Ayrı kalan aşıkların simgesi: Menekşe Çiçeği
Tarihte menekşe ve mor renklerinin ayrımına fazla rastlanmamakla birlikte, menekşe rengine adını veren menekşe çiçeğinin kendine özgü önemli anlamları da vardır.
Menekşe rengi, gökkuşağı spektrumundaki son renk olması sebebiyle, bilinen ve tanıdık olanın bitişi ile bilinmezin başlangıcını simgeler. Bu anlamda ölümle ilişkilendirilir ve bazı kültürlerde cenazelerde menekşe çiçeği kullanılır. Bu nedenle tarih boyunca birine menekşe hediye etmenin ona kötü şans ve uğursuzluk getirebileceğine inanılır.

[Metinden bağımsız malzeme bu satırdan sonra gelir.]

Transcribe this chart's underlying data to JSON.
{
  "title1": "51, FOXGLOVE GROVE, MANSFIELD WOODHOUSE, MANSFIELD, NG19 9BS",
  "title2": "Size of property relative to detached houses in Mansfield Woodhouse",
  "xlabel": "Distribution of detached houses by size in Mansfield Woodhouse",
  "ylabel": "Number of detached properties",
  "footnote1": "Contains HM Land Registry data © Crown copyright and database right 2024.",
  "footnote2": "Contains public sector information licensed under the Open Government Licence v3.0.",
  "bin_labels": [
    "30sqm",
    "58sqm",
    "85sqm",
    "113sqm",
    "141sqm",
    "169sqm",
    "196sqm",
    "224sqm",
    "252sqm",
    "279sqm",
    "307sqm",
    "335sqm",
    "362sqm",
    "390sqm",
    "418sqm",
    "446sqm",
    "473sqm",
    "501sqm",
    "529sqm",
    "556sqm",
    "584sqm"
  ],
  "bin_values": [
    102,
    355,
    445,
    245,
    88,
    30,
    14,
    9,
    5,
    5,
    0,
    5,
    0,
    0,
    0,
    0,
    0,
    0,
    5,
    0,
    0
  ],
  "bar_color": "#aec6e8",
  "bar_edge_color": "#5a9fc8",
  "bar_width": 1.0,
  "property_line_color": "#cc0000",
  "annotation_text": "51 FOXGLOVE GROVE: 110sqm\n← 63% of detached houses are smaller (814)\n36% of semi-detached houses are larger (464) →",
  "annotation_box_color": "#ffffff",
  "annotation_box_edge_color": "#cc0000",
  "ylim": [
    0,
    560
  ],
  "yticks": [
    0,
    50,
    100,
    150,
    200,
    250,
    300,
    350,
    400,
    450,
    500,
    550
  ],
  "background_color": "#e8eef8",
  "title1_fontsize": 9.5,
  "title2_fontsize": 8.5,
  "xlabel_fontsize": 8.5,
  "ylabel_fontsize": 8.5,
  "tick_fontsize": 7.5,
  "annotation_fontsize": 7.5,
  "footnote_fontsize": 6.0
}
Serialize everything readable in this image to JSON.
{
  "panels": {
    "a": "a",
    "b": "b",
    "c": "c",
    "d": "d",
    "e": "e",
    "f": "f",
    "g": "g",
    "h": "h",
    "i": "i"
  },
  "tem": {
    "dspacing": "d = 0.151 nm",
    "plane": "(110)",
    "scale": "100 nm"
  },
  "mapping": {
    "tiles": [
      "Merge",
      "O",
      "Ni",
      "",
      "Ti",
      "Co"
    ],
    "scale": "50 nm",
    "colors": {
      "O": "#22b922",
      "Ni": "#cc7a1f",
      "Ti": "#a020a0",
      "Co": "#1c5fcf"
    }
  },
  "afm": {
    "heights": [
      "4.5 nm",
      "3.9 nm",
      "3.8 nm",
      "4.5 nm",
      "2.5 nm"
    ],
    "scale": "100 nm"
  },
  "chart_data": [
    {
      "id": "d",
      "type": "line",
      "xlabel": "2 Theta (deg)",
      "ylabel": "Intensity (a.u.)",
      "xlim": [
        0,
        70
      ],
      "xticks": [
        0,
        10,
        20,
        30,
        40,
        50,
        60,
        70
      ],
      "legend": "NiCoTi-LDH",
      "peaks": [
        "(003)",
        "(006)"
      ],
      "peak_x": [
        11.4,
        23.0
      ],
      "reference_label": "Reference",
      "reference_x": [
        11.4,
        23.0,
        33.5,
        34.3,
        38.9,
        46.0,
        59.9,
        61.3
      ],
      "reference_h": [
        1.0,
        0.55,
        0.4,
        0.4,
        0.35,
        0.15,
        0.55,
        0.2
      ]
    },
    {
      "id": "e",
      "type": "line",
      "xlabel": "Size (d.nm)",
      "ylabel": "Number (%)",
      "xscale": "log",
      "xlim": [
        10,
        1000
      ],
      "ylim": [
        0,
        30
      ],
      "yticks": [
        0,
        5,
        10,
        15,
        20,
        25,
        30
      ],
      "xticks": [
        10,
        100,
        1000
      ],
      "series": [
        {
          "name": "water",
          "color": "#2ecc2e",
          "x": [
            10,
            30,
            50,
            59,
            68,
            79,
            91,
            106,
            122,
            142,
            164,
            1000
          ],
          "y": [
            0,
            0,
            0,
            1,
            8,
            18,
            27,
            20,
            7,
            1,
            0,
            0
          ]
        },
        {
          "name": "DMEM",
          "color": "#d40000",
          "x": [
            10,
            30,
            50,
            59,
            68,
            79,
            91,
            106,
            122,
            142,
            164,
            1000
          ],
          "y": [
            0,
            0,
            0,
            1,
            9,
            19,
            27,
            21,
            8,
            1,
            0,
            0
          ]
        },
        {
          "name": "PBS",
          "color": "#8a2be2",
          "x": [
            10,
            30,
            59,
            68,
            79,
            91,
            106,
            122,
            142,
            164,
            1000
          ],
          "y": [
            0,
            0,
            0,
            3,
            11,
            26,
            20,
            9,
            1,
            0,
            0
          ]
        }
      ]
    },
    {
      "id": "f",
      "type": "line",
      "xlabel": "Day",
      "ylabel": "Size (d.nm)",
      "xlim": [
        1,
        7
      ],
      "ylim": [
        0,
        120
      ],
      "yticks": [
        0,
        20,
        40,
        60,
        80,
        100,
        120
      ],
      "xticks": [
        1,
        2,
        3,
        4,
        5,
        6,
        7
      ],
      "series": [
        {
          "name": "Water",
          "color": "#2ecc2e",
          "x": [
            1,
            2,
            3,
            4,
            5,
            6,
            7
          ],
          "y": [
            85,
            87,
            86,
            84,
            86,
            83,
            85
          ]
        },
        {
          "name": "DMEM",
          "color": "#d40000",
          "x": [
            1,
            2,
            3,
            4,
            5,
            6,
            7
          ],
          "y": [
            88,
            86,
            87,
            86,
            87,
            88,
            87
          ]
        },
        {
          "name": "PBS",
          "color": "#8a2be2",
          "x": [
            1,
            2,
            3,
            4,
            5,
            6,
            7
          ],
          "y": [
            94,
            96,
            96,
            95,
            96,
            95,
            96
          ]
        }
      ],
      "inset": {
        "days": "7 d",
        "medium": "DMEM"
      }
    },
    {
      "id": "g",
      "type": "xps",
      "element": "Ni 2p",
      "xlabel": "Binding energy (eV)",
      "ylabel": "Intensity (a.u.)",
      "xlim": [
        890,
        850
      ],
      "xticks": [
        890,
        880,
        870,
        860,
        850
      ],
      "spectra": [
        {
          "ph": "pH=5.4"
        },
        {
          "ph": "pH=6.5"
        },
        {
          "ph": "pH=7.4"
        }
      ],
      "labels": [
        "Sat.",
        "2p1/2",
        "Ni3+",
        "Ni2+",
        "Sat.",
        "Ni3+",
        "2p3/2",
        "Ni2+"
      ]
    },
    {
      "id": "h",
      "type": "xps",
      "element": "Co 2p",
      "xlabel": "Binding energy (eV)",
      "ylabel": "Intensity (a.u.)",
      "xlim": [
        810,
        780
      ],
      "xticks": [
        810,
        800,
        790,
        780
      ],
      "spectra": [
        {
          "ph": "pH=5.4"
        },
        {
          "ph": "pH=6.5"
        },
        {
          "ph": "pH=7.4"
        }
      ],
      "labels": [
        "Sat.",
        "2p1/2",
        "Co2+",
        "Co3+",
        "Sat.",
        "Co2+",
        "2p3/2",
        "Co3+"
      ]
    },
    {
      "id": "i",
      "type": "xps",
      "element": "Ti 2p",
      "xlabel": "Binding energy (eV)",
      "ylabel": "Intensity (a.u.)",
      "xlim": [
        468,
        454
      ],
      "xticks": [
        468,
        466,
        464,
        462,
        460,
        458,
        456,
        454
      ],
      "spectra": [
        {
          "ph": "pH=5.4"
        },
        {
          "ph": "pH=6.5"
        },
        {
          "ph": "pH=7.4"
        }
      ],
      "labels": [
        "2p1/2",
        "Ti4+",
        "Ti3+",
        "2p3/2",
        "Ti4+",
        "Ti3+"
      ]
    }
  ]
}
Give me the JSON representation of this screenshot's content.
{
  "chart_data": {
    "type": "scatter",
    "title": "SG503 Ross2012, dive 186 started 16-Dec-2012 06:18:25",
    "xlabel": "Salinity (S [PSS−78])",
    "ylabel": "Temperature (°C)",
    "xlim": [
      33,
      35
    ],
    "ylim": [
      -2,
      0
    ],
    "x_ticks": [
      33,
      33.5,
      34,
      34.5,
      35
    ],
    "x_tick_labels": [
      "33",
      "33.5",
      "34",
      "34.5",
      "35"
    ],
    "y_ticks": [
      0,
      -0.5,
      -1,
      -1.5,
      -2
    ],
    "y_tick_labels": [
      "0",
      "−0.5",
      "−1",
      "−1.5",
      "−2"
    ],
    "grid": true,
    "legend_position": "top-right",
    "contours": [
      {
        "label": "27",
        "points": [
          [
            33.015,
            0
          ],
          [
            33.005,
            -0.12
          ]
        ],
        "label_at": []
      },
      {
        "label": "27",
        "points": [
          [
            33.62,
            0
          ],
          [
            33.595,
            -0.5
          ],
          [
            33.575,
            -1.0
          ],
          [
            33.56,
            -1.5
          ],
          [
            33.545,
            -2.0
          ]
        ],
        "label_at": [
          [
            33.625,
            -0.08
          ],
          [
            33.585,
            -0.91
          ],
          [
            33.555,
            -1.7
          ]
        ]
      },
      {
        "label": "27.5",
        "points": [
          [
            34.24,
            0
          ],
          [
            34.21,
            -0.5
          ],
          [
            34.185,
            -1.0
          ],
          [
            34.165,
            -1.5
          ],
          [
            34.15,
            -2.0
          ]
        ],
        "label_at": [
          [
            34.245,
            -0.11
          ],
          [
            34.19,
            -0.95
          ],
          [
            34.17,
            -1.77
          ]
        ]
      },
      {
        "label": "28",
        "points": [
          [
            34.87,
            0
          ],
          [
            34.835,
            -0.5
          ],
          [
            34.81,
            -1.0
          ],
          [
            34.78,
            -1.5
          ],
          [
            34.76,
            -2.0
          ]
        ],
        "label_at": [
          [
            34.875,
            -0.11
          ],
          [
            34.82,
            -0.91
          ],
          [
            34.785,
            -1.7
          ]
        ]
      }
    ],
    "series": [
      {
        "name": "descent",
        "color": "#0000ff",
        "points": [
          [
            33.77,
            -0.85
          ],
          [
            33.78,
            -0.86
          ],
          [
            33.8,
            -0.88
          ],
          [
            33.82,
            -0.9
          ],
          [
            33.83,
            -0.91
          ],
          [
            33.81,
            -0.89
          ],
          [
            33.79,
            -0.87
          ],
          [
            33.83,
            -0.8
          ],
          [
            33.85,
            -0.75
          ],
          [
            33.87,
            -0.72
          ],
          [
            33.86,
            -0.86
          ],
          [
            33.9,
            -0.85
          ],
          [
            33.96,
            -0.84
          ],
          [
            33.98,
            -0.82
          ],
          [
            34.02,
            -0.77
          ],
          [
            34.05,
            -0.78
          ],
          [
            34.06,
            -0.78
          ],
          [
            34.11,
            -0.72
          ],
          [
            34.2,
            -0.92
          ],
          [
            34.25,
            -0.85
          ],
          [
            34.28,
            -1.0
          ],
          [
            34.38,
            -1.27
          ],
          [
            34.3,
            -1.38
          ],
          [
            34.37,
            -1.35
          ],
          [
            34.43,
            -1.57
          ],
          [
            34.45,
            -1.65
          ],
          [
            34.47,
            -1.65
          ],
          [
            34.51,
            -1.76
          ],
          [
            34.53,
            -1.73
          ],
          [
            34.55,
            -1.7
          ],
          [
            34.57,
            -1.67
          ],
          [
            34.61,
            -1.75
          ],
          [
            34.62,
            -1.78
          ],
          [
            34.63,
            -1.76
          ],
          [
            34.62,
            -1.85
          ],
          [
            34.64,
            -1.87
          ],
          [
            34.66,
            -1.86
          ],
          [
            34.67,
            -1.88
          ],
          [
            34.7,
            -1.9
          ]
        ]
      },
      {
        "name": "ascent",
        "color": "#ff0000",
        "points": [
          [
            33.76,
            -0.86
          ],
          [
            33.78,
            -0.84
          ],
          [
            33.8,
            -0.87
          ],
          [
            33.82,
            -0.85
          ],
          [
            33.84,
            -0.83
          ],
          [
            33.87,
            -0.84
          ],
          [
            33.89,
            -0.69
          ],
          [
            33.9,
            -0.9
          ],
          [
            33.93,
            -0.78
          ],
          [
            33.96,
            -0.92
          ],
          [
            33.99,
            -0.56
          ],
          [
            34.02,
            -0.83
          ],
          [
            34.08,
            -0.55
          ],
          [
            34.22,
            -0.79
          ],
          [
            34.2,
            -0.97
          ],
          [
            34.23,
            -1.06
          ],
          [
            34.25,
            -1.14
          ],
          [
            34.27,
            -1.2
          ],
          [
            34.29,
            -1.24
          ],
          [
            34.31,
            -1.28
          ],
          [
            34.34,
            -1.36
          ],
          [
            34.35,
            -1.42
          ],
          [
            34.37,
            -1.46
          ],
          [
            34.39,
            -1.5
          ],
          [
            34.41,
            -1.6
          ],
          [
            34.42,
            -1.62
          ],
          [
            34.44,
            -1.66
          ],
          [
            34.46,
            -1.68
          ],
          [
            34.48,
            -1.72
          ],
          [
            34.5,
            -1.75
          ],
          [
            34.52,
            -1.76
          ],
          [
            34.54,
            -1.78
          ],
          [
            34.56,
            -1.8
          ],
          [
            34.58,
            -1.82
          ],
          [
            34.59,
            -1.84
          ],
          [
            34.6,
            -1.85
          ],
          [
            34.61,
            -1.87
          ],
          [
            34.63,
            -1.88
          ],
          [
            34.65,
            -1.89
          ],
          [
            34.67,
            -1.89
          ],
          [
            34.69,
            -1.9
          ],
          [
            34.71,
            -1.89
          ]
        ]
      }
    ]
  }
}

Öte yandan, bazı kültürlerde savaşa giden ya da uzun bir yolculuğa çıkan erkeğin veda ederken sevgilisine “Ayrı olduğumuz her an seni düşüneceğim” demesinin bir yolunun sevgilisine menekşe vermek olması da ironik bir durum yaratmaktadır.
Tesadüflerin mucizesi: Sentetik mor
1856 yılında Londra’da, 18 yaşında bir kimya öğrencisi olan William Henry Perkin, sıtmanın bilinen tek çaresi olan renksiz kininin sentetik alternatifini elde etmek için deneyler yapar. Bu deneyler sırasında renksiz kinini anilin ile karıştırır. Ancak sıtmaya çare olacak bir sonuca ulaşamaz. Deney tüplerini temizlemek için laboratuvara giren Perkin, deney tüpünün dibinde biriken koyu renkli çökeltiyi fark eder. Bunu alkol ile seyrelterek bir mor tonu elde eder. Bu ton leylak çiçeğinin rengine benzediği için bulduğu renge leylak ismini verir. Bu boya ile ipek bir parça boyar ve bu boyanın kumaş üzerindeki kalıcılığını ve parlaklığını test eder. Sıtma için başlayan deneyler çığır açan sentetik boyanın bulunması ile son bulur ve genç Perkin’i dünya çapında tanınan biri haline getirir. Bu buluş renklerin tüm geleceğini değiştirir. Altından bile daha pahalı boyalar zamanla sentetik olarak üretilerek her kesimin ulaşabildiği renkler haline gelir. Bu tesadüf sayesinde geçmişin lüks pigment ve boyaları tarih sayfalarında kalmış olur. Bugün yüzlerce renk arasında seçim yapmakta zorlanıyorsak, bu William Perkin’in yanlışlıkla sentetik boyayı keşfi sayesindedir.
“Morun içine doğmak” ne demek?
Bizans İmparatorluğu’nda onursal bir unvan olan Porphyrogenitus kelime anlamı olarak Yunanca “Mor odada doğan” demektir. Bu unvan baba imparator olduktan sonra hükümdarlığı sırasında doğan çocuklarına verilirdi. Doğumun gerçekleşeceği odaların duvaları dahil her yeri mor renkle bezenirdi. Doğan bebekler mor renkte bir örtüye sarılırdı. Hükümdar çocuklarının imparatorluğun, zenginliğin, gücün, asaletin ve saltanatın içine doğduğunun ve hayat boyu bu ayrıcalığı taşıyacağının simgesi olan bu gelenek “morun içine doğmak” yahut “mor odada doğmak” olarak bilinmektedir.
Tire morunun sırlara karışması
1453 yılında İstanbul’un Osmanlılar tarafından fethedilmesi sonrasında Tire morunun gizemli reçetesi kaybolmuştur. Zamanla Tire moru tükenmiş olsa da, mor renk saygınlığını korumaya devam etmiştir. Padişahlar da törenlerde mor kaftanlar giymiştir. Yıllarca gücün ve hakimiyetin rengi olan mor Osmanlı İmparatorluğu’nda tevazunun rengine dönüşmüştür. Her ne kadar devlet erkanında tevazuyu simgelese de sanat ve kültüre önem veren kesim mor rengin entelektüellik ve asaleti temsil ettiğini düşünmüştür.